The Government allowed independent non-NPF candidates to run for a limited allotment of seats in the 250 member People's Council. The allotment of non-NPF deputies was 83, ensuring a permanent absolute majority for the Ba'th Party dominated NPF. Elections for the 250 seats in the People's Council took place in March 2003. The election could not be characterized as free and fair because the majority of the seats in the People's Council were reserved for members of the ruling National Progressive Front, and the government approved all candidates.
In 2012, the country held parliamentary elections, and in 2014, there was a presidential poll. The 2012 vote was the first since the ruling Ba’ath Party came to power in 1972 that allowed non-Ba’athist candidates to run - a reform highlighted by the regime, which said the introduction of a multi-party contest was an historic step. In 2012 most of the 250 parliamentarians elected were Assad supporters, either Ba’ath members or of groups aligned with the ruling party. In that election the Ba'ath party and its allies won 168 seats in the 250-seat legislature. The opposition received just six seats with the remainder going to non-partisan farmers and laborers, most considered regime placemen.
The Syrian electoral commission announced 16 April 2016 that the National Unity coalition, comprising the ruling party and its allies, had won 200 of the 250 seats at the People's Assembly (Majlis al-Sha'ab). "Out of 8,834,994 eligible voters, more than five million cast their votes," commission head Hisham al-Sha'ar was quoted as saying. The figure was equal to 57.56 percent.
2017 - Presidential Elections
The the International Syria Support Group (ISSG) envisions presidential election and a new round of parliamentary elections in the October 2017 timeframe.
UN Special Envoy for Syria Staffan de Mistura said 11 March 2016 that reaching an agreement on a new all-inclusive government would be one of the key points during upcoming peace talks in Geneva. "The most important point is the three-point agenda, which has been defined by the Security Council and which the Russian Federation adopted, too, which is resolution 2254. The first one is an all-inclusive new government," de Mistura said in an interview.
“The second one is a new constitution and the third one is new elections in 18 months from the beginning of the talks, so from the 14th of this month, to provide both parliamentarian and presidential elections and the UN supervision in 18 months.
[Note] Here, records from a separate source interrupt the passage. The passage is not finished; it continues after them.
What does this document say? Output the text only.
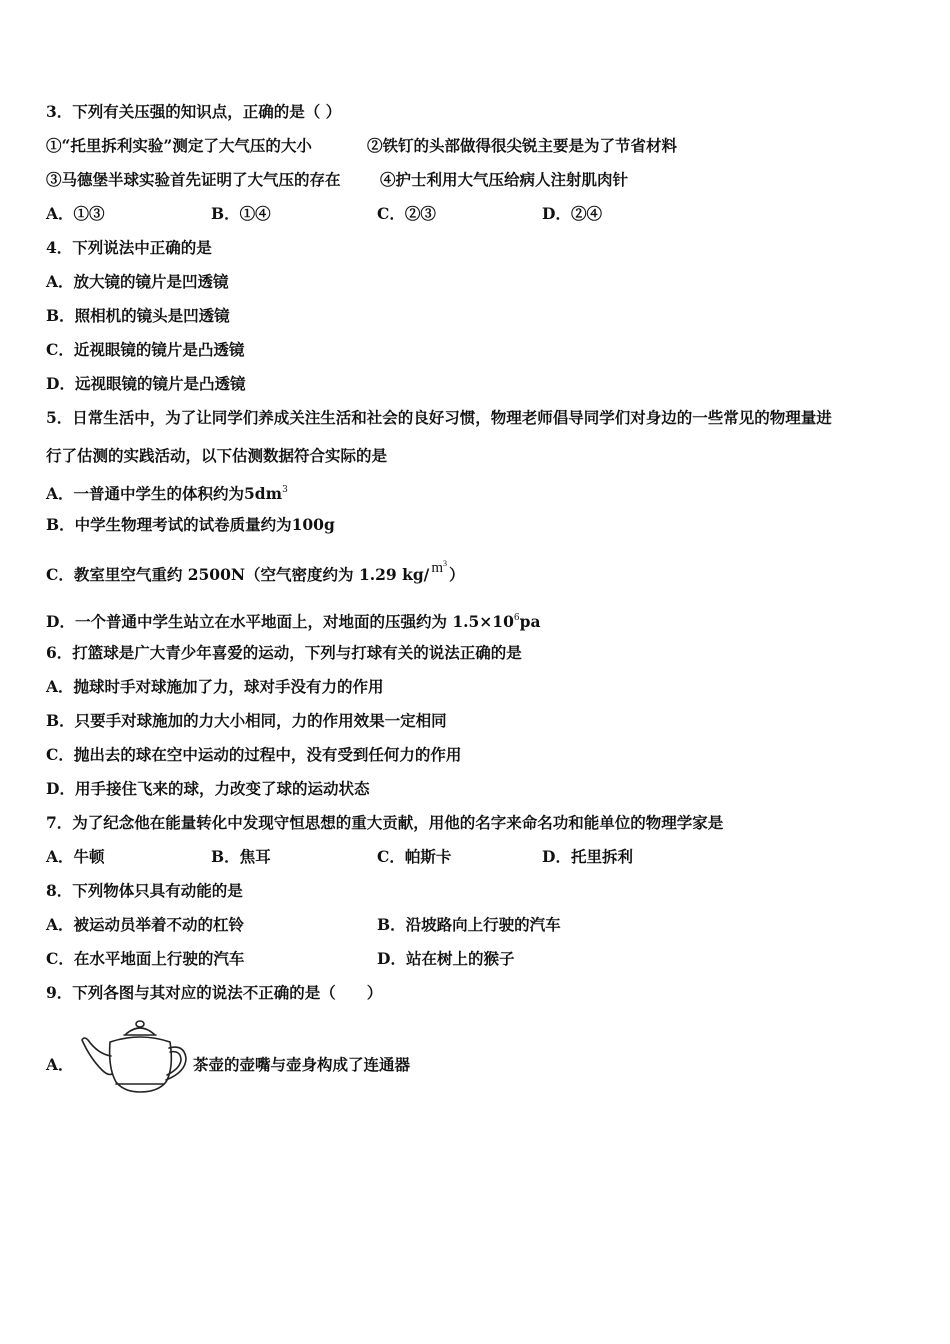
3．下列有关压强的知识点，正确的是（ ）
①“托里拆利实验”测定了大气压的大小	②铁钉的头部做得很尖锐主要是为了节省材料
③马德堡半球实验首先证明了大气压的存在	④护士利用大气压给病人注射肌肉针
A．①③	B．①④	C．②③	D．②④
4．下列说法中正确的是
A．放大镜的镜片是凹透镜
B．照相机的镜头是凹透镜
C．近视眼镜的镜片是凸透镜
D．远视眼镜的镜片是凸透镜
5．日常生活中，为了让同学们养成关注生活和社会的良好习惯，物理老师倡导同学们对身边的一些常见的物理量进
行了估测的实践活动，以下估测数据符合实际的是
A．一普通中学生的体积约为$5dm^3$
B．中学生物理考试的试卷质量约为100g
C．教室里空气重约 2500N（空气密度约为 1.29 kg/ $m^3$）
D．一个普通中学生站立在水平地面上，对地面的压强约为 $1.5\times 10^6pa$
6．打篮球是广大青少年喜爱的运动，下列与打球有关的说法正确的是
A．抛球时手对球施加了力，球对手没有力的作用
B．只要手对球施加的力大小相同，力的作用效果一定相同
C．抛出去的球在空中运动的过程中，没有受到任何力的作用
D．用手接住飞来的球，力改变了球的运动状态
7．为了纪念他在能量转化中发现守恒思想的重大贡献，用他的名字来命名功和能单位的物理学家是
A．牛顿	B．焦耳	C．帕斯卡	D．托里拆利
8．下列物体只具有动能的是
A．被运动员举着不动的杠铃	B．沿坡路向上行驶的汽车
C．在水平地面上行驶的汽车	D．站在树上的猴子
9．下列各图与其对应的说法不正确的是（　　）
A．	茶壶的壶嘴与壶身构成了连通器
So my hope is that we may progress, on paper or not on paper, but to progress on, at least, on the first item during the first phase of these talks,” de Mistura said.
On 31 March 2016, Assad raised the possibility of holding an early snap presidential election, too, telling a Russian media outlet that he was ready to do so, if the Syrian people wanted it. "This depends on the Syrian people’s stance, on whether there is a popular will to hold early presidential elections,” he said. Assad didn’t explain how that “popular will” would be communicated.
The Syrian leader emphasized that snap presidential elections were not a part of the current political process. "It has been proposed to hold parliamentary elections after the new constitution [has been adopted]. These elections will show the balance of powers on the political arena. Then, a new government will be formed in accordance with the representation of political forces in the new parliament… As for presidential elections, that is a an entirely different issue," Assad said.